Hear Rick Palmore talk about his Call to Action.
Some managing partners, Hart says, didn’t appreciate Palmore telling them they weren’t doing enough about diversity. It was a new conversation, but Palmore anticipated their reactions. “At that time, a lot of people from law firms would admit to us that before Sara Lee asked for the information, they didn’t know the answers to some of the questions,” Hart says.
Five of the lawyers Palmore has mentored, including Zopp and Hart, have gone on to lead Fortune 500 legal departments. They say Palmore can be somewhat parental; while at Sara Lee, he once corrected Hart for chewing gum during a meeting.
“He’s one of those few people who can really call you on the carpet, but when he’s done you understand it’s in your best interest,” Hart says. “He’s mindful about things that will take attention away from how good you are, so you are not tripping yourself up when you don’t even know it.”
Hart and Palmore met at Wildman Harrold when Hart was a summer associate. Both graduated from the University of Chicago Law School. Hart, who is also black, didn’t realize the firm had a black partner until he met Palmore. “He easily could have been standoffish and I probably wouldn’t have pushed to spend time with him,” Hart says. “He pulled me in immediately.”
The third of five children, Palmore grew up in the Pittsburgh suburb of Monroeville. He didn’t know lawyers growing up but still wanted to be one since he was a child. When asked whether he was the smart one of his siblings, Palmore demurs, noting his oldest brother was the first black Phi Beta Kappa to graduate from the University of Pittsburgh, earning a degree in biochemistry. Their parents, who didn’t finish high school, came to Pennsylvania during the Great Migration, when blacks left the South in the early 20th century.
Palmore’s undergraduate education at Yale was funded with scholarships, loans and jobs. Besides the University of Chicago, Stanford Law School also accepted Palmore. Chicago, he says, seemed like a safer choice, being closer to home.
“I’d never been to the West Coast,” he says. “We didn’t take vacations; my father worked in the [Westinghouse Air Brake] mills his entire life.”
After a brief stint with a Pittsburgh firm, Palmore came back to Chicago to work in the U.S. attorney’s office, and he considers the city his adopted home—so much so that when he took the General Mills job in Minneapolis, he and his wife, Lynne, kept their historic home in suburban Oak Park. Palmore spends at least one weekend a month there.

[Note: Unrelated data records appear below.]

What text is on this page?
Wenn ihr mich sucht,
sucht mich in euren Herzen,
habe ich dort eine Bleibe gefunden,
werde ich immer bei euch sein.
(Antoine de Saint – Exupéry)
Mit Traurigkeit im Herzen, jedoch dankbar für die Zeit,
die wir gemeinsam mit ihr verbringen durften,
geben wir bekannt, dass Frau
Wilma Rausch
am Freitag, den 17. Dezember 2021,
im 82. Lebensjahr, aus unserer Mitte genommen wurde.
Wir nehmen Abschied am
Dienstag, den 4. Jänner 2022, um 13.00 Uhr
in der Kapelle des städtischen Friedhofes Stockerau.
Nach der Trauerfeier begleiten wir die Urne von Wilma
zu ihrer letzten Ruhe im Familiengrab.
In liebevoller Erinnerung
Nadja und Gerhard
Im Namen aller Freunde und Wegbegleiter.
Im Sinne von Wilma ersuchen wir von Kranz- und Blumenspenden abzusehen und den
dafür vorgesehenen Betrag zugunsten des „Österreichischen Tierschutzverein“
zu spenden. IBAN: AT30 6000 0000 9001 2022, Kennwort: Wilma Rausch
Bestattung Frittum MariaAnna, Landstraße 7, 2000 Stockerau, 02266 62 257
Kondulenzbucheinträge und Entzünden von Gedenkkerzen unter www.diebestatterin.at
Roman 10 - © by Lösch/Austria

A son, Adam, recently graduated from Washington University in St. Louis, and his daughter, Jordan, just finished law school at the University of Pennsylvania.
Palmore notes that when he graduated from law school in 1977, firms said they’d like to hire more people of color and women, but they couldn’t find any.
“What’s curious is we’re hearing the same thing now,” he says. But change comes slowly.
“Inevitably, some folks are going to get this, and they are going to distinguish themselves on a performance basis,” Palmore says. “If you don’t get it, you will miss out on some opportunities that others will have.”